WHAT I’M TRYING TO ACHIEVE:
I am trying to use datapipes to read in these URLs, concatenate all the images for one chip into a tensor of shape (t, h, w, c), with t being the time (month) plus the mask.
I have had success, (although very messy code), in doing this where the chip has a complete set of images for every month, but when there is missing data I am not sure how to pad it out and get it to work.

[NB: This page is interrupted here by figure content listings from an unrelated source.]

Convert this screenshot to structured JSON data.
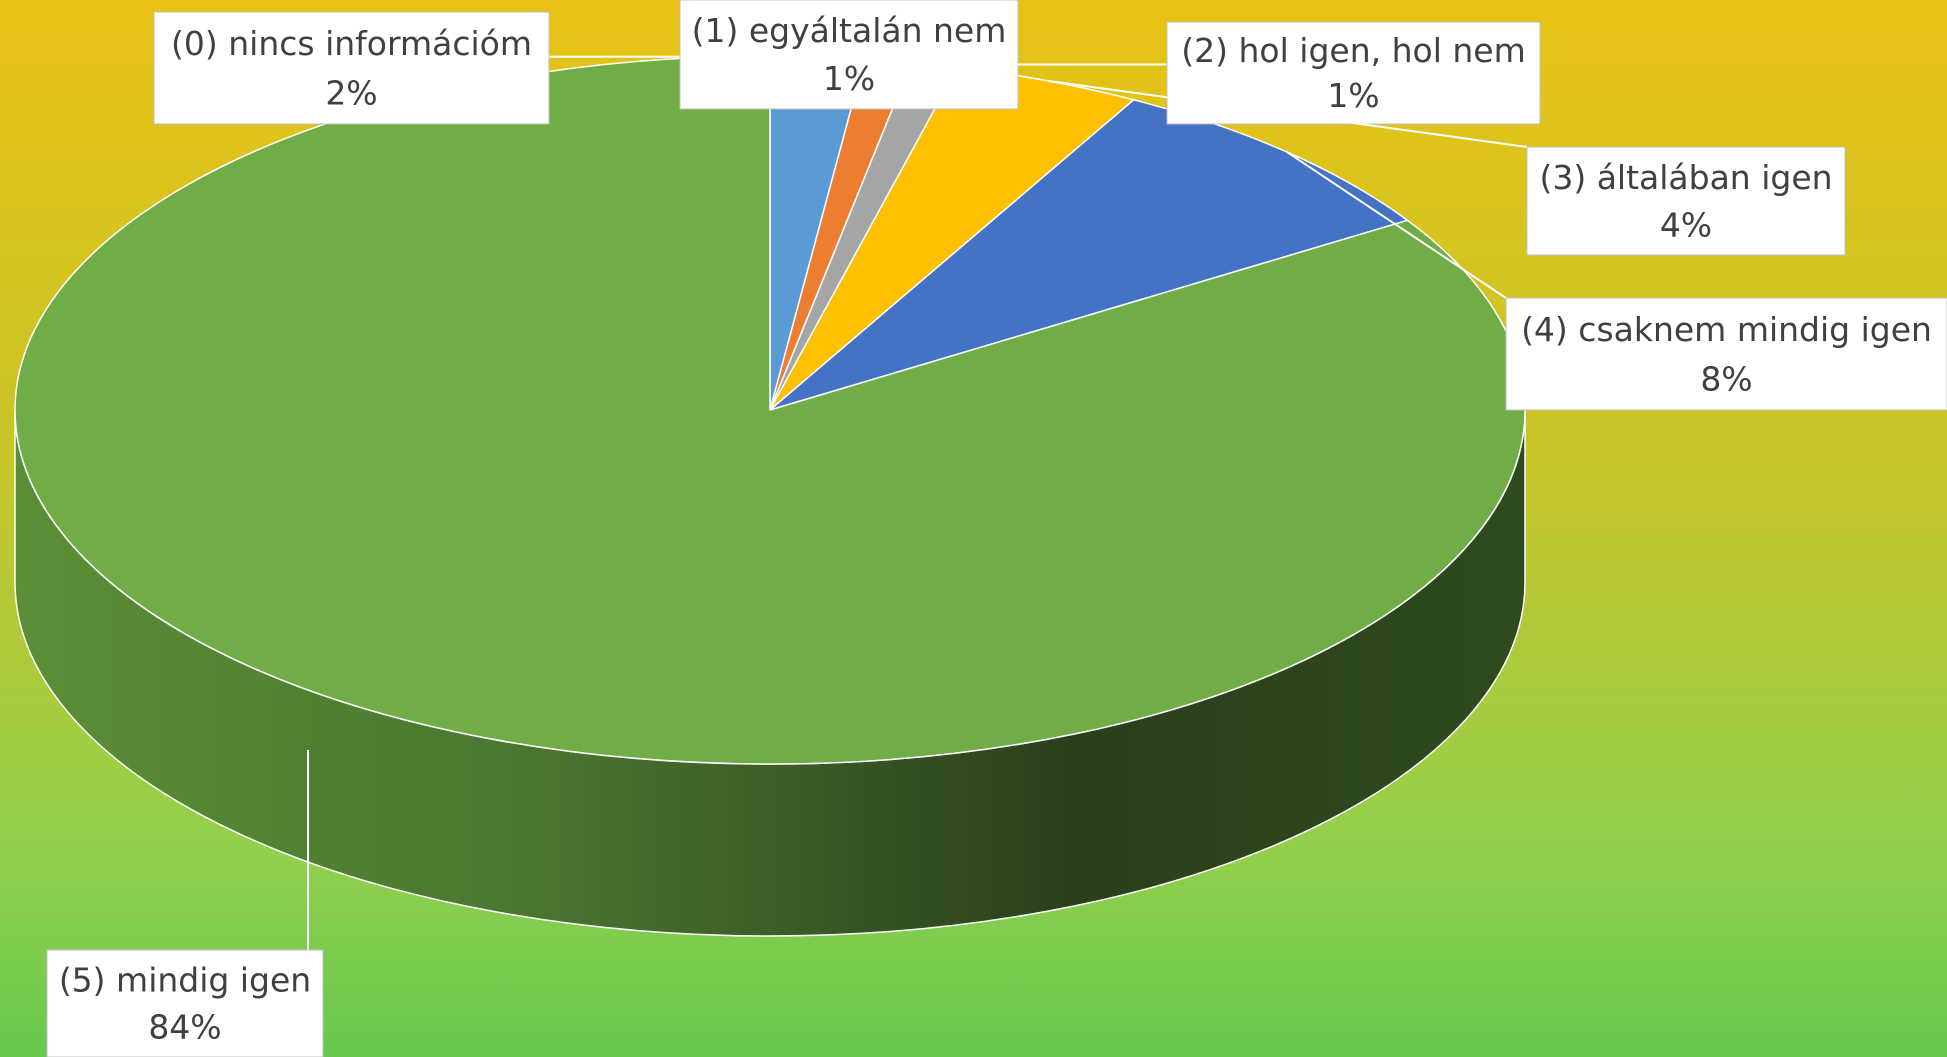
{
  "chart_data": {
    "type": "pie3d",
    "categories": [
      "(0) nincs információm",
      "(1) egyáltalán nem",
      "(2) hol igen, hol nem",
      "(3) általában igen",
      "(4) csaknem mindig igen",
      "(5) mindig igen"
    ],
    "values": [
      2,
      1,
      1,
      4,
      8,
      84
    ],
    "value_labels": [
      "2%",
      "1%",
      "1%",
      "4%",
      "8%",
      "84%"
    ],
    "colors": [
      "#5b9bd5",
      "#ed7d31",
      "#a5a5a5",
      "#ffc000",
      "#4472c4",
      "#70ad47"
    ]
  }
}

if anyone has any suggestion at all I am all ears. Happy to elaborate more and share current code if needed.
Cheers,
Sam
a rudimentary bit of code:
#helper functions
def jans2getter(data): ## if row is empty (no URL) output an empty array (padding)
if data[3] == "":
return np.zeros((11,256,256))
else: ## if row has url, retrieve the data and convert from bytestream into array
dp = S3FileLoader(data[3])
dp = dp.map(row_processer)
return dp
def jans1getter(data):
if data[2] == "":
return np.zeros((4,256,256))
else:
dp = S3FileLoader(data[2])
dp = dp.map(row_processer)
return dp
def maskgetter(data):
return data[1]
def row_processer(row): ## this function converts the byte stream into an array
with MemoryFile(row[1]) as memfile:
with memfile.open() as dataset:
data_array = dataset.read().astype(np.float32)
return data_array
## training
def datapipe(folder, string):
#open csv file
datapipe = dp.iter.FileLister([FOLDER]).filter(filter_fn=lambda filename: filename.endswith(string))
datapipe = dp.iter.FileOpener(datapipe, mode='rt')
# read line of csv file (26 columns)
datapipe = datapipe.parse_csv(skip_lines = 1,delimiter=',').shuffle()
datapipe = IterableWrapper(datapipe).sharding_filter()
## sample datapipe for january only
[januaryS1,JanuaryS2, dpmask] = datapipe.fork(num_instances=3)
januaryS1 = januaryS1.map(jans1getter)
JanuaryS2 = JanuaryS2.map(jans2getter)
dpmask= dpmask.map(maskgetter)
dpmask= S3FileLoader(dpmask)
dpmask= dpmask.map(row_processer)
ds = januaryS1.zip(JanuaryS2, dpmask)
return ds
dataset = datapipe(FOLDER, "all.csv")
l,m,c = next(iter(dataset))
the objects are either a zero array (good), or an ‘MapperIterDataPipe’, of which I do not know how to extract the array from within. The mask comes out as an array too(good).